Question: If $X$ is assumed to be normed instead of Banach, what is the best definition of spectrum? Does one demand $T-\lambda I$ not to be invertible or not to be invertible and bounded?
[1]: https://en.wikipedia.org/wiki/Spectrum_(functional_analysis)#:~:text=%2C%20for%20all%20).-,Basic%20properties,subset%20of%20the%20complex%20plane.&text=would%20be%20defined%20everywhere%20on%20the%20complex%20plane%20and%20bounded.&text=The%20boundedness%20of%20the%20spectrum,bounded%20by%20%7C%7CT%7C%7C.
[2]: The inverse of bounded operator?
Best Answer
If $T-\lambda I$ is injective, then $T-\lambda I$ will have an inverse on $\mathcal{R}(T-\lambda I)$, but that does not guarantee that $(T-\lambda I)^{-1} : \mathcal{R}(T-\lambda I)\subset X\rightarrow X$ is bounded. For example, consider $T : L^2[0,1]\rightarrow L^2[0,1]$ defined by $$ Tf = \int_0^x f(t)dt. $$ $T$ is bounded. Even though the inverse $T^{-1}g = g'$ is closed, it is defined only on functions $g \in L^2[0,1]$ that are
$\;\;\;$(i) absolutely continuous,
$\;\;\;$(ii) vanish at $0$, and
$\;\;\;$(iii) have a square-integrable derivative on $[0,1]$.

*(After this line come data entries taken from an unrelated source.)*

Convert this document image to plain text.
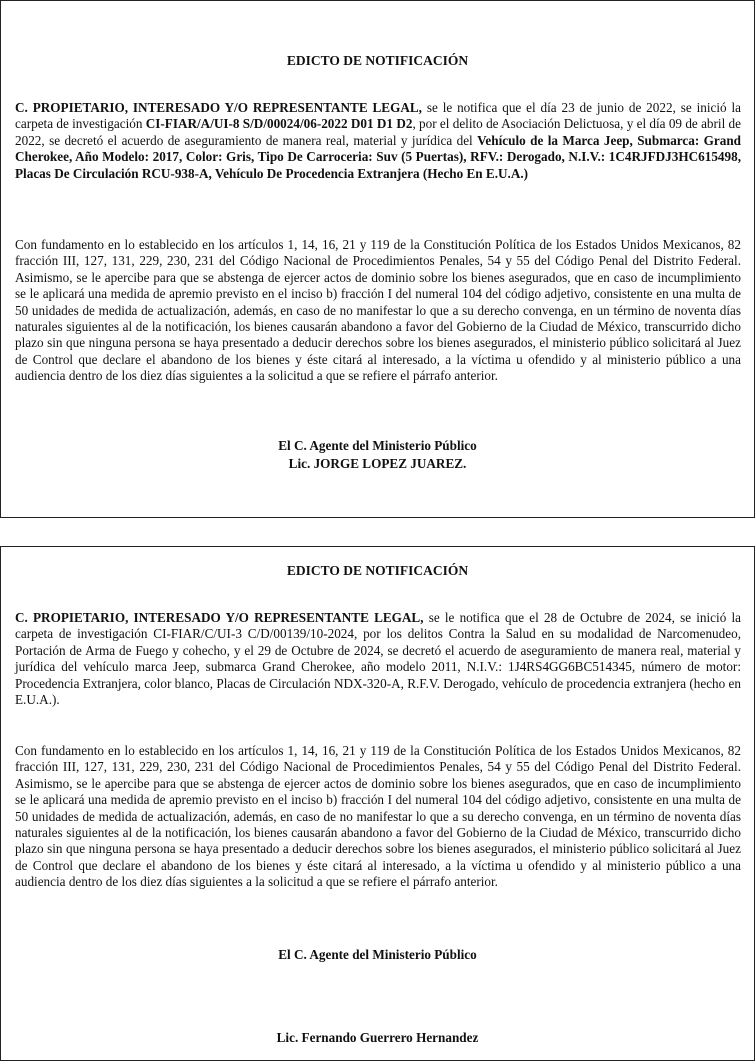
EDICTO DE NOTIFICACIÓN

C. PROPIETARIO, INTERESADO Y/O REPRESENTANTE LEGAL, se le notifica que el día 23 de junio de 2022, se inició la carpeta de investigación CI-FIAR/A/UI-8 S/D/00024/06-2022 D01 D1 D2, por el delito de Asociación Delictuosa, y el día 09 de abril de 2022, se decretó el acuerdo de aseguramiento de manera real, material y jurídica del Vehículo de la Marca Jeep, Submarca: Grand Cherokee, Año Modelo: 2017, Color: Gris, Tipo De Carroceria: Suv (5 Puertas), RFV.: Derogado, N.I.V.: 1C4RJFDJ3HC615498, Placas De Circulación RCU-938-A, Vehículo De Procedencia Extranjera (Hecho En E.U.A.)

Con fundamento en lo establecido en los artículos 1, 14, 16, 21 y 119 de la Constitución Política de los Estados Unidos Mexicanos, 82 fracción III, 127, 131, 229, 230, 231 del Código Nacional de Procedimientos Penales, 54 y 55 del Código Penal del Distrito Federal. Asimismo, se le apercibe para que se abstenga de ejercer actos de dominio sobre los bienes asegurados, que en caso de incumplimiento se le aplicará una medida de apremio previsto en el inciso b) fracción I del numeral 104 del código adjetivo, consistente en una multa de 50 unidades de medida de actualización, además, en caso de no manifestar lo que a su derecho convenga, en un término de noventa días naturales siguientes al de la notificación, los bienes causarán abandono a favor del Gobierno de la Ciudad de México, transcurrido dicho plazo sin que ninguna persona se haya presentado a deducir derechos sobre los bienes asegurados, el ministerio público solicitará al Juez de Control que declare el abandono de los bienes y éste citará al interesado, a la víctima u ofendido y al ministerio público a una audiencia dentro de los diez días siguientes a la solicitud a que se refiere el párrafo anterior.

El C. Agente del Ministerio Público
Lic. JORGE LOPEZ JUAREZ.
EDICTO DE NOTIFICACIÓN

C. PROPIETARIO, INTERESADO Y/O REPRESENTANTE LEGAL, se le notifica que el 28 de Octubre de 2024, se inició la carpeta de investigación CI-FIAR/C/UI-3 C/D/00139/10-2024, por los delitos Contra la Salud en su modalidad de Narcomenudeo, Portación de Arma de Fuego y cohecho, y el 29 de Octubre de 2024, se decretó el acuerdo de aseguramiento de manera real, material y jurídica del vehículo marca Jeep, submarca Grand Cherokee, año modelo 2011, N.I.V.: 1J4RS4GG6BC514345, número de motor: Procedencia Extranjera, color blanco, Placas de Circulación NDX-320-A, R.F.V. Derogado, vehículo de procedencia extranjera (hecho en E.U.A.).

Con fundamento en lo establecido en los artículos 1, 14, 16, 21 y 119 de la Constitución Política de los Estados Unidos Mexicanos, 82 fracción III, 127, 131, 229, 230, 231 del Código Nacional de Procedimientos Penales, 54 y 55 del Código Penal del Distrito Federal. Asimismo, se le apercibe para que se abstenga de ejercer actos de dominio sobre los bienes asegurados, que en caso de incumplimiento se le aplicará una medida de apremio previsto en el inciso b) fracción I del numeral 104 del código adjetivo, consistente en una multa de 50 unidades de medida de actualización, además, en caso de no manifestar lo que a su derecho convenga, en un término de noventa días naturales siguientes al de la notificación, los bienes causarán abandono a favor del Gobierno de la Ciudad de México, transcurrido dicho plazo sin que ninguna persona se haya presentado a deducir derechos sobre los bienes asegurados, el ministerio público solicitará al Juez de Control que declare el abandono de los bienes y éste citará al interesado, a la víctima u ofendido y al ministerio público a una audiencia dentro de los diez días siguientes a la solicitud a que se refiere el párrafo anterior.

El C. Agente del Ministerio Público
Lic. Fernando Guerrero Hernandez
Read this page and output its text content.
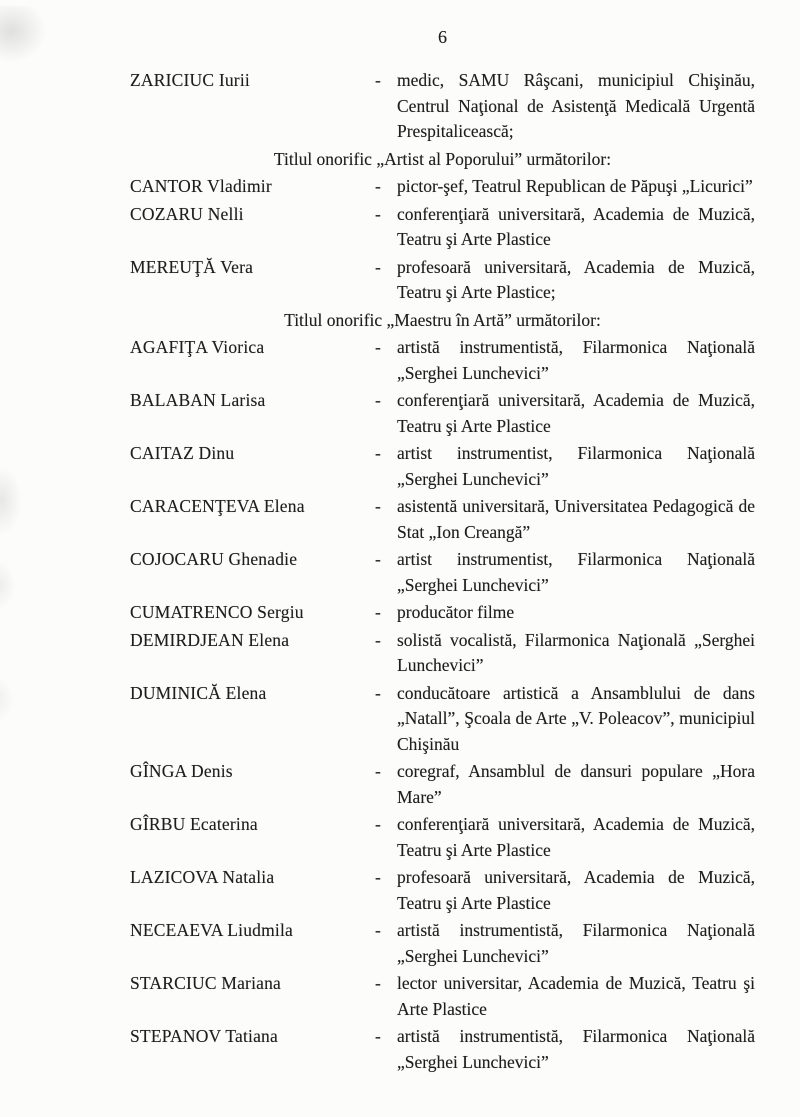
6
ZARICIUC Iurii	- medic, SAMU Râşcani, municipiul Chişinău, Centrul Naţional de Asistenţă Medicală Urgentă Prespitalicească;
Titlul onorific „Artist al Poporului” următorilor:
CANTOR Vladimir	- pictor-şef, Teatrul Republican de Păpuşi „Licurici”
COZARU Nelli	- conferenţiară universitară, Academia de Muzică, Teatru şi Arte Plastice
MEREUŢĂ Vera	- profesoară universitară, Academia de Muzică, Teatru şi Arte Plastice;
Titlul onorific „Maestru în Artă” următorilor:
AGAFIŢA Viorica	- artistă instrumentistă, Filarmonica Naţională „Serghei Lunchevici”
BALABAN Larisa	- conferenţiară universitară, Academia de Muzică, Teatru şi Arte Plastice
CAITAZ Dinu	- artist instrumentist, Filarmonica Naţională „Serghei Lunchevici”
CARACENŢEVA Elena	- asistentă universitară, Universitatea Pedagogică de Stat „Ion Creangă”
COJOCARU Ghenadie	- artist instrumentist, Filarmonica Naţională „Serghei Lunchevici”
CUMATRENCO Sergiu	- producător filme
DEMIRDJEAN Elena	- solistă vocalistă, Filarmonica Naţională „Serghei Lunchevici”
DUMINICĂ Elena	- conducătoare artistică a Ansamblului de dans „Natall”, Şcoala de Arte „V. Poleacov”, municipiul Chişinău
GÎNGA Denis	- coregraf, Ansamblul de dansuri populare „Hora Mare”
GÎRBU Ecaterina	- conferenţiară universitară, Academia de Muzică, Teatru şi Arte Plastice
LAZICOVA Natalia	- profesoară universitară, Academia de Muzică, Teatru şi Arte Plastice
NECEAEVA Liudmila	- artistă instrumentistă, Filarmonica Naţională „Serghei Lunchevici”
STARCIUC Mariana	- lector universitar, Academia de Muzică, Teatru şi Arte Plastice
STEPANOV Tatiana	- artistă instrumentistă, Filarmonica Naţională „Serghei Lunchevici”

Furthermore $T^{-1}$ is not bounded on its domain; so it is not possible to extended $T^{-1}$ in such a way that it will be continuous. If the range of $T$ were all of $X$, so that the inverse of $T$ were defined everywhere on $L^2[0,1]$, then your argument would apply because $T$ would be defined on a Banach space and would have a closed graph. But that doesn't have to happen, even if $T^{-1}$ exists, as it does not happen in this case.